Nous ne savons pas pourquoi, ou plutôt nous le savons trop, on s’étudie depuis quelque temps à rapetisser les causes de cette révolution ; c’est sans doute pour en rapetisser la portée. Certes, personne plus que nous, quoi qu’on en ait dit, n’a moins confondu dans la révolution française l’erreur et la vérité, l’excès et la mesure, la justice et l’iniquité, l’héroïsme et le terrorisme ; personne n’a fait un plus sévère triage du sang et des vérités, des victimes et des bourreaux ; mais personne aussi ne s’est moins dissimulé la puissance de l’impulsion et la grandeur du but que l’idée française (puisqu’on l’appelle ainsi) portait en elle en commençant, en poursuivant, hélas ! et en n’achevant pas cette généreuse tentative de rénovation du monde intellectuel, moral et politique.

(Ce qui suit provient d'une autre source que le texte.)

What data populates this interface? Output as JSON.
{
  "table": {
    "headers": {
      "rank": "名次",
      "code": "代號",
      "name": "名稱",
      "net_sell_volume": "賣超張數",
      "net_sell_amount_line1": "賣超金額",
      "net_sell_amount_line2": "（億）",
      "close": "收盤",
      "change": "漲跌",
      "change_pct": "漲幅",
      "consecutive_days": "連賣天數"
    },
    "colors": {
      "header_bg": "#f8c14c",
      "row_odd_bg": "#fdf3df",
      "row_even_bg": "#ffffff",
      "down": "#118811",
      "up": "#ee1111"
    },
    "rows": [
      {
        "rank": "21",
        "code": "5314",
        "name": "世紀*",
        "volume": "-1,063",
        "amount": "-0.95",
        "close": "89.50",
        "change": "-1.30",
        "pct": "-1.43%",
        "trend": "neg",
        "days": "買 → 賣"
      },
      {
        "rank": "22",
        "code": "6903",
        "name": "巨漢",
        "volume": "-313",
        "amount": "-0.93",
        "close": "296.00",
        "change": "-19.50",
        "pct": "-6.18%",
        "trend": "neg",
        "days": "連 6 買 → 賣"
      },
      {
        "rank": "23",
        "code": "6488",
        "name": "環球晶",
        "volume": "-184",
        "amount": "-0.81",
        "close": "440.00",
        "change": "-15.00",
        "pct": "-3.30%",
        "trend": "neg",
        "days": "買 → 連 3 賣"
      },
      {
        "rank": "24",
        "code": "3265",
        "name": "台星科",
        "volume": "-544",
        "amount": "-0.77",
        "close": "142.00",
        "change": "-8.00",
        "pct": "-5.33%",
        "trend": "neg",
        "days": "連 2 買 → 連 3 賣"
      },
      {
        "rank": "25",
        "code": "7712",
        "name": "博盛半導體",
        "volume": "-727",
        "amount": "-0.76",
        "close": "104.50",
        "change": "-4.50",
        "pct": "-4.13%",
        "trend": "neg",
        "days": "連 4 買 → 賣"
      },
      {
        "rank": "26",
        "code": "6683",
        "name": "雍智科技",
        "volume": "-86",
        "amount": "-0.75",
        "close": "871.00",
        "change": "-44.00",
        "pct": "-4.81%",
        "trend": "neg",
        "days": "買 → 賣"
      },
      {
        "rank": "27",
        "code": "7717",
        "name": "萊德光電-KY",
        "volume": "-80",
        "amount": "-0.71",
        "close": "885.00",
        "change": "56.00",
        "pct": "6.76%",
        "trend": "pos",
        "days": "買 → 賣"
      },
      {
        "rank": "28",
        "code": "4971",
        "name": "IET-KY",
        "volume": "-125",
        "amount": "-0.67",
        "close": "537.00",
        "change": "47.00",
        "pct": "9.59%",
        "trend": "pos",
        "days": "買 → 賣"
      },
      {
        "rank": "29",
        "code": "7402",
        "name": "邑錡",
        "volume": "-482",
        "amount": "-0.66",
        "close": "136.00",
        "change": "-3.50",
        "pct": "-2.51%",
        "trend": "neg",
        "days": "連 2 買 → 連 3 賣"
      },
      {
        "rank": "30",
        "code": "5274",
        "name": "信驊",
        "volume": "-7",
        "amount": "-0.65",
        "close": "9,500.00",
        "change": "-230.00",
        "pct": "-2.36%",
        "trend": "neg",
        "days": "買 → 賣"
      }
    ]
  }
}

Un écrivain grave, dont nous avons signalé un des premiers la pénétration et la puissance d’analyse dans les autopsies des nations, M. de Tocqueville, vient de retomber, ce me semble, dans cette erreur de point de vue, en écrivant hier son beau livre sur l’ancien régime et la révolution. Il donne trop à entendre que la révolution française n’était point une révolution morale, intellectuelle, mais un simple redressement d’abus, redressement d’abus entraîné hors de sa voie et au-delà de son but par une force d’impulsion égarée et par les passions soulevées en chemin dans le tumulte d’une réforme.
Il nous est difficile de comprendre comment un esprit d’un si grand sang-froid, et comment un coup d’œil d’une si habituelle justesse ont semblé méconnaître à cet égard le caractère, les causes, la portée du plus vaste événement de l’histoire moderne.
Non, la révolution française n’est point un accident ; c’est la méconnaître et la rétrécir, que d’appeler hasard ou malheur ce qui fut réflexion et volonté en elle. Sa cause ne fut point dans des hasards ; elle fut dans une pensée : cette pensée, rapide et universelle comme tous les mouvements intellectuels de ce pays où la main est si près de la tête, s’était développée d’abord dans sa littérature. Ce pays est si intellectuel, que ses écrivains le gouvernent plus véritablement que ses ministres. Ses rois donnent leurs noms aux monnaies, mais ce sont ses écrivains qui donnent leur esprit aux règnes. Il y a une république dans cette monarchie ; c’est la république de la pensée. La France bien considérée est le gouvernement des lettres. Voilà pourquoi il ne faut jamais y désespérer de la liberté. Les baïonnettes elles-mêmes, comme on l’a dit, sont intelligentes ; les armes y obéissent à leur insu à la tête plutôt qu’à la main.
XIV
Ne remontons pas, en risquant de nous égarer, plus haut qu’un siècle dans la recherche des causes de la révolution. Les uns la trouvent dans la réforme protestante, les autres dans la destruction de la grande féodalité par Richelieu, ceux-ci dans les parlements, ceux-là dans la bourgeoisie. Admettons toutes ces causes secondaires, sans trop y croire.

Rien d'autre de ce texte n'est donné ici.